Tu empresa te lleva a juicio

Todos conocemos que existen procesos judiciales entre empresas y empleados, despidos al margen, sabemos que las empresas pueden llevar a sus trabajadores ante el juez por múltiples motivos, la mayoría evitables.

No sólo nos referimos a procesos laborales, sino también a lo penal.

¿Cuándo puedes ir a juicio dependiendo si eres empresa o empleado?

Robar.
Los empleados roban a la empresa. Suele ocurrir en trabajos en los que hay dinero en efectivo, en caja, en comercios por ejemplo, en restauración, negocios de ocio nocturno… trabajos en los que no sea fácil controlar el dinero que entra en caja. Pero no solo hablamos de dinero en efectivo, también material.

Negligencias.

Otro de los motivos que pueden llevar a un empleado a los tribunales es por una negligencia.

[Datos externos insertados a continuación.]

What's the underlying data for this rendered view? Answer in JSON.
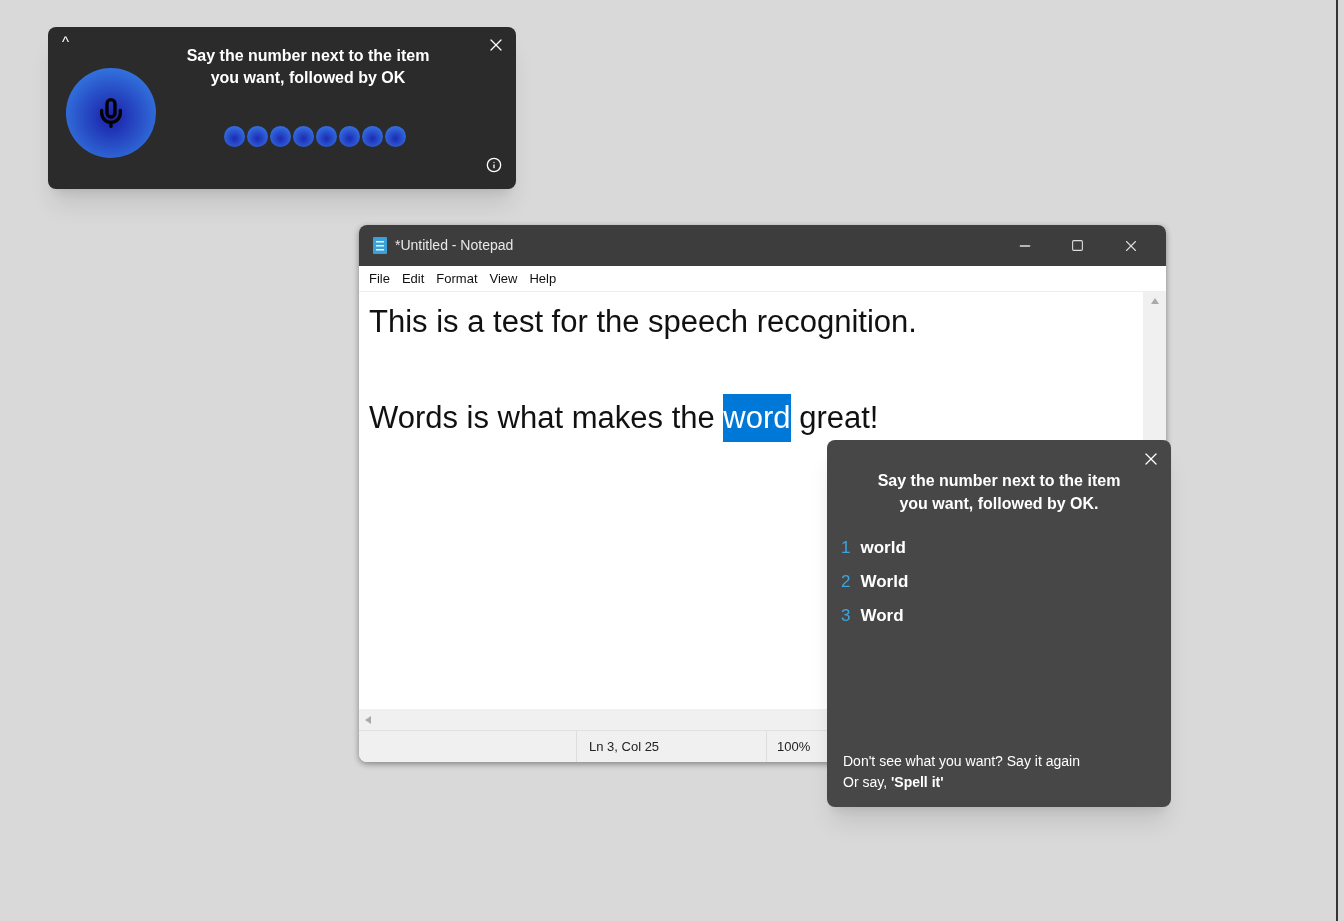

Normalmente es el consumidor o el paciente quien inicia el proceso pero las empresas también denuncian este tipo de errores o pueden personarse también en la causa iniciada por un tercero.

Falsas bajas.
El tema de las bajas prolongadas suele traer de cabeza a las empresas ya que les generan grandes pérdidas económicas y trastornos de personal y de organización por lo que llegan incluso a contratar a detectives privados para comprobar si una baja es verdadera o si no está llevando a cabo otra actividad durante ese tiempo de baja.

Abuso sexual.
Hablamos de palabras mayores, pero también ocurre. En este caso nos referimos a agresiones sexuales que lleva a cabo un trabajador/a sobre otro/a, que llega a conocimiento de la empresa y ésta decide denunciar al agresor y defender así, como no puede ser de otra forma, a la víctima.

Mobbing.
Hay un tipo de acoso que es meramente laboral. Mediante decisiones profesionales se trata de apartar a alguien, anularlo como trabajador. En ocasiones, si la empresa llega a tener conocimiento del hecho en sí, puede tomar medidas contra el trabajador que lo ha llevado a cabo.

Acoso.
Destacamos por último otro tipo de acoso que es el personal, al margen del profesional, y que llevaría implícitas agresiones verbales por ejemplo, insultos, difamaciones, calumnias, etc. No suele ser habitual pero la empresa, si lo tiene claro, puede llegar a participar en un eventual proceso judicial.

Agresión.
También son palabras mayores pero ocurre igualmente. Nos referimos a agresiones físicas entre compañeros en las que, como en los anteriores casos de agresiones o de acoso, la empresa puede tomar partido.

Revelación de secretos.
En muchas empresas existen ciertos códigos éticos y pautas de comportamiento que los trabajadores deben firmar, o se aceptan automáticamente al firmar el contrato, y que si no se cumplen pueden acarrear una denuncia. Es el caso de la revelación de secretos o de información a otras empresas.

Uso inadecuado de los recursos.
Las empresas ponen a disposición de sus trabajadores recursos para poder realizar el trabajo. Por ejemplo coches o teléfonos móviles. El uso inadecuado de ellos, para cosas que nada tengan que ver con el trabajo, puede acabar en una denuncia.

Simulación de delito.
Por último, y aunque resulte retorcido no lo es tanto, hay trabajadores que incluso han podido simular ser víctimas de algún delito o falta relacionada con el trabajo o la empresa para sacar rédito económico de ello. Por poner un ejemplo: simular que te han robado el ordenador portátil de la empresa, o el móvil, o incluso fingir un accidente con el coche de empresa.